In Matthew 16, when Peter confessed that he believed that Jesus was the Christ, the son of God, Jesus spoke about a rock upon which he would build his church, and he said that the gates of Hell would not prevail against it.

Whenever I heard that verse as a young person, I had in my head the thought that somehow the church was in danger from those scary hell-gates, but, nevertheless, Jesus was saying that the church will manage to survive the onslaught.

I don’t think that way anymore, but it took me a long while to see things differently.

In the ancient world, city gates were designed as a protective mechanism. They were used to let people who were friendly to the city in and out of the city. They were also designed to keep the city’s enemies on the outside and prisoners inside. The gates did this by not opening for the enemy, and as long as they withstood the enemies attacks (by not falling apart), they did their job.

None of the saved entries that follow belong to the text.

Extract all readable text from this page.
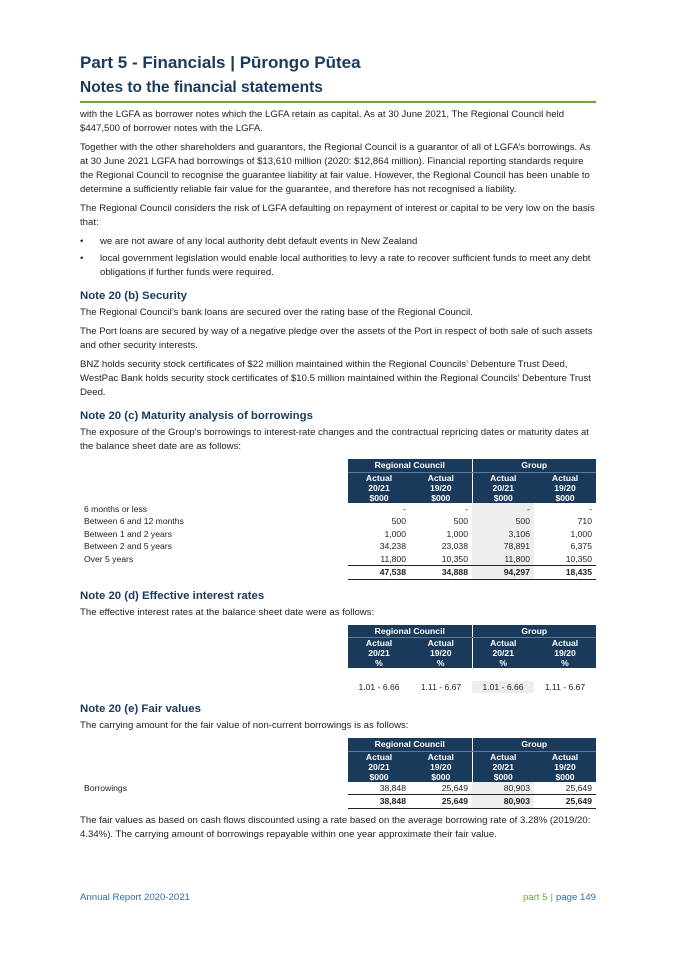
Part 5 - Financials | Pūrongo Pūtea
Notes to the financial statements

with the LGFA as borrower notes which the LGFA retain as capital. As at 30 June 2021, The Regional Council held $447,500 of borrower notes with the LGFA.

Together with the other shareholders and guarantors, the Regional Council is a guarantor of all of LGFA’s borrowings. As at 30 June 2021 LGFA had borrowings of $13,610 million (2020: $12,864 million). Financial reporting standards require the Regional Council to recognise the guarantee liability at fair value. However, the Regional Council has been unable to determine a sufficiently reliable fair value for the guarantee, and therefore has not recognised a liability.

The Regional Council considers the risk of LGFA defaulting on repayment of interest or capital to be very low on the basis that:

• we are not aware of any local authority debt default events in New Zealand
• local government legislation would enable local authorities to levy a rate to recover sufficient funds to meet any debt obligations if further funds were required.
Note 20 (b) Security

The Regional Council’s bank loans are secured over the rating base of the Regional Council.

The Port loans are secured by way of a negative pledge over the assets of the Port in respect of both sale of such assets and other security interests.

BNZ holds security stock certificates of $22 million maintained within the Regional Councils’ Debenture Trust Deed, WestPac Bank holds security stock certificates of $10.5 million maintained within the Regional Councils’ Debenture Trust Deed.

Note 20 (c) Maturity analysis of borrowings

The exposure of the Group's borrowings to interest-rate changes and the contractual repricing dates or maturity dates at the balance sheet date are as follows:

	Regional Council		Group	
	Actual
20/21
$000	Actual
19/20
$000	Actual
20/21
$000	Actual
19/20
$000
6 months or less	-	-	-	-
Between 6 and 12 months	500	500	500	710
Between 1 and 2 years	1,000	1,000	3,106	1,000
Between 2 and 5 years	34,238	23,038	78,891	6,375
Over 5 years	11,800	10,350	11,800	10,350
	47,538	34,888	94,297	18,435
Note 20 (d) Effective interest rates

The effective interest rates at the balance sheet date were as follows:

	Regional Council		Group	
	Actual
20/21
%	Actual
19/20
%	Actual
20/21
%	Actual
19/20
%

	1.01 - 6.66	1.11 - 6.67	1.01 - 6.66	1.11 - 6.67
Note 20 (e) Fair values

The carrying amount for the fair value of non-current borrowings is as follows:

	Regional Council		Group	
	Actual
20/21
$000	Actual
19/20
$000	Actual
20/21
$000	Actual
19/20
$000
Borrowings	38,848	25,649	80,903	25,649
	38,848	25,649	80,903	25,649

The fair values as based on cash flows discounted using a rate based on the average borrowing rate of 3.28% (2019/20: 4.34%). The carrying amount of borrowings repayable within one year approximate their fair value.

Annual Report 2020-2021	part 5 | page 149
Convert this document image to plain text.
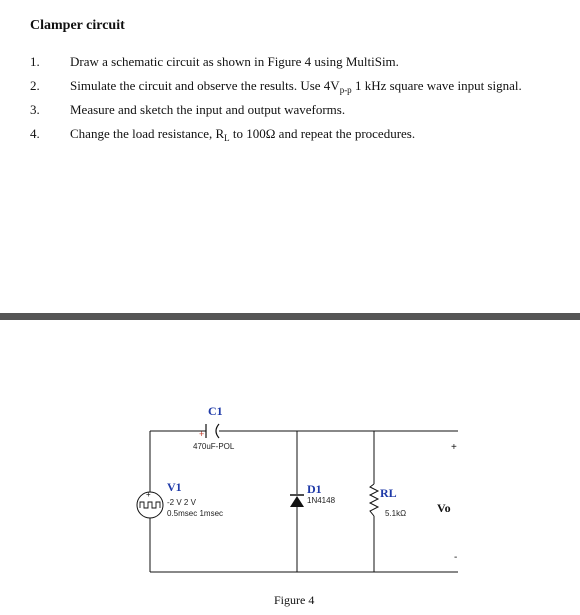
Clamper circuit
1. Draw a schematic circuit as shown in Figure 4 using MultiSim.
2. Simulate the circuit and observe the results. Use $4V_{p-p}$ 1 kHz square wave input signal.
3. Measure and sketch the input and output waveforms.
4. Change the load resistance, $R_L$ to 100Ω and repeat the procedures.
C1
+
470uF-POL
+
V1
-2 V 2 V
0.5msec 1msec
D1
1N4148
RL
5.1kΩ
+
Vo
-
Figure 4
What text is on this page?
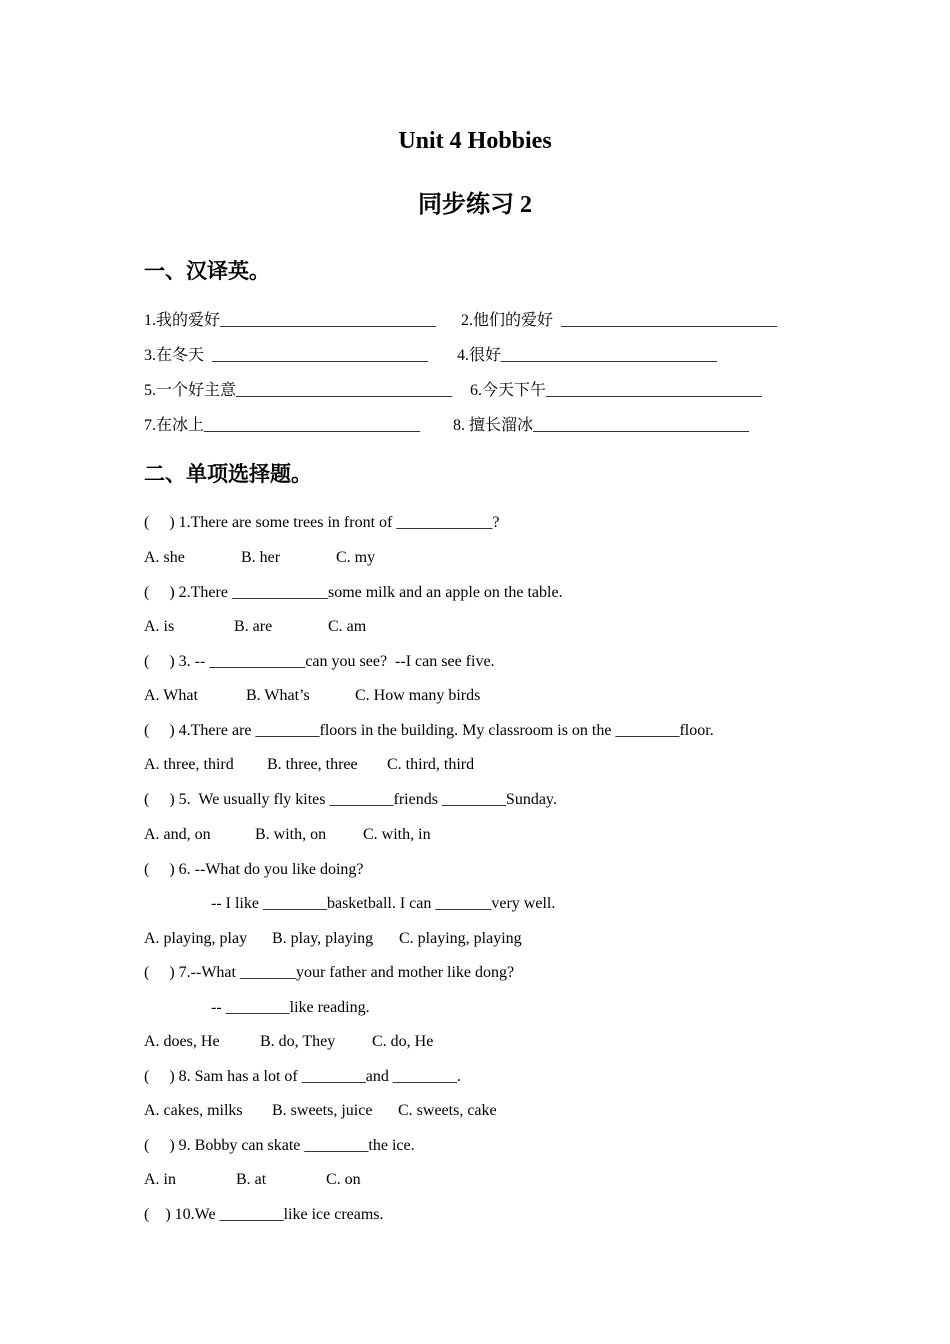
Unit 4 Hobbies
同步练习 2
一、汉译英。
1.我的爱好___________________________ 2.他们的爱好  ___________________________
3.在冬天  ___________________________ 4.很好___________________________
5.一个好主意___________________________ 6.今天下午___________________________
7.在冰上___________________________ 8. 擅长溜冰___________________________
二、单项选择题。
(     ) 1.There are some trees in front of ____________?
A. she	B. her	C. my
(     ) 2.There ____________some milk and an apple on the table.
A. is	B. are	C. am
(     ) 3. -- ____________can you see?  --I can see five.
A. What	B. What’s	C. How many birds
(     ) 4.There are ________floors in the building. My classroom is on the ________floor.
A. three, third B. three, three C. third, third
(     ) 5.  We usually fly kites ________friends ________Sunday.
A. and, on	B. with, on C. with, in
(     ) 6. --What do you like doing?
-- I like ________basketball. I can _______very well.
A. playing, play B. play, playing C. playing, playing
(     ) 7.--What _______your father and mother like dong?
-- ________like reading.
A. does, He	B. do, They C. do, He
(     ) 8. Sam has a lot of ________and ________.
A. cakes, milks B. sweets, juice C. sweets, cake
(     ) 9. Bobby can skate ________the ice.
A. in	B. at	C. on
(    ) 10.We ________like ice creams.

Never in the history of the world – as far as I know – have city gates attacked anyone. Never have city gates gone on a rampage through the countryside terrorising the inhabitants. (OK, one set of gates did go off through the bush, but that was only because Samson was carrying them).

Gates are for defence, not attack. So when Jesus says that the gates of Hell will not prevail against the church (or the rock upon which it is built), then he is saying that the gospel message will be effective in its attack upon the kingdom of Satan. It is Satan’s kingdom that in under threat.

The gospel of Jesus Christ – his life, death and resurrection – is a message of liberty. But it does not bring freedom to people who are good. The gospel is for rebels who had rejected the word of God. They were in darkness; they were imprisoned by sin, death and Satan (Psalm 107:10-11), but God humbles such people and brings them to faith in Jesus Christ. In this way are the gates of bronze burst, and the city taken. Psalm 107:16 says the Lord “has broken the gates of brass, and cut the bars of iron in two.” He does this to release prisoners and to set captives free.

The church militant is to go forward with the good news of Jesus.